"Aunque os temo en demasía, con vos he de quedarme para ya nunca salir de este palacio de lóbrega noche. Aquí, aquí me quedaré con los gusanos, tus más fieles criados. Ah, aquí me entregaré a la eternidad y me sacudiré de esta carne fatigada el yugo de estrellas adversas"
William Shakespeare, Romeo y Julieta - Acto V
Desde su casa se veían los tilos
por sobre los cactus en el alfeizar.
Un gran cuadro presidía el salón
en el que sobre un colchón pequeño
supimos entrelazarnos con una obscenidad ingenua y clara:
entonces todo era sencillo,
entonces todo era hermoso.
Miradas de agua cruzaban entre nosotros
mientras nuestro aliento se entrecortaba.
Miradas expresivas como caricias
que iban mucho más allá del tacto
-dedos que nos servían para palparnos
con el ansia de un par de ciegos que se descubren-
Su cintura estrecha rodeada por mi brazo
en un paseo por el muelle
o mientras comprábamos pescado para la cena.
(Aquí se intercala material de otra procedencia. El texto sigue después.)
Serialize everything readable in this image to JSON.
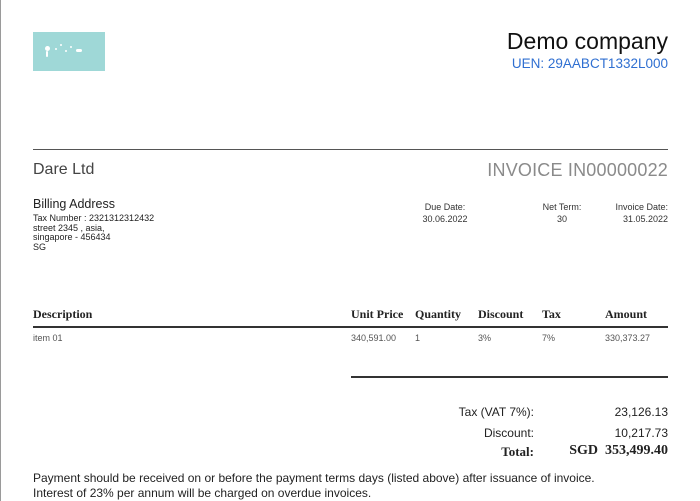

El abrazo estrecho y furtivo
en el piso de arriba de una librería
mientras fingíamos buscar un libro
-el contacto de su espalda en mi pecho
y el aroma de su pelo pegado a mi cara-
La alegría de encontrar por fin el libro de Carver
que me había propuesto regalarle.
El peso de la despedida.
Todo esto permanece en mi memoria.
Me ampara en esta lejanía.
Sé que a ella le sucede lo mismo:
nuestras lágrimas de gozo y tristeza
nunca fueron impostadas.
Yo aspiraba a transferirte ese conocimiento
ancestral y mágico
que sólo se diluye y se difunde
en las cálidas aguas de un beso.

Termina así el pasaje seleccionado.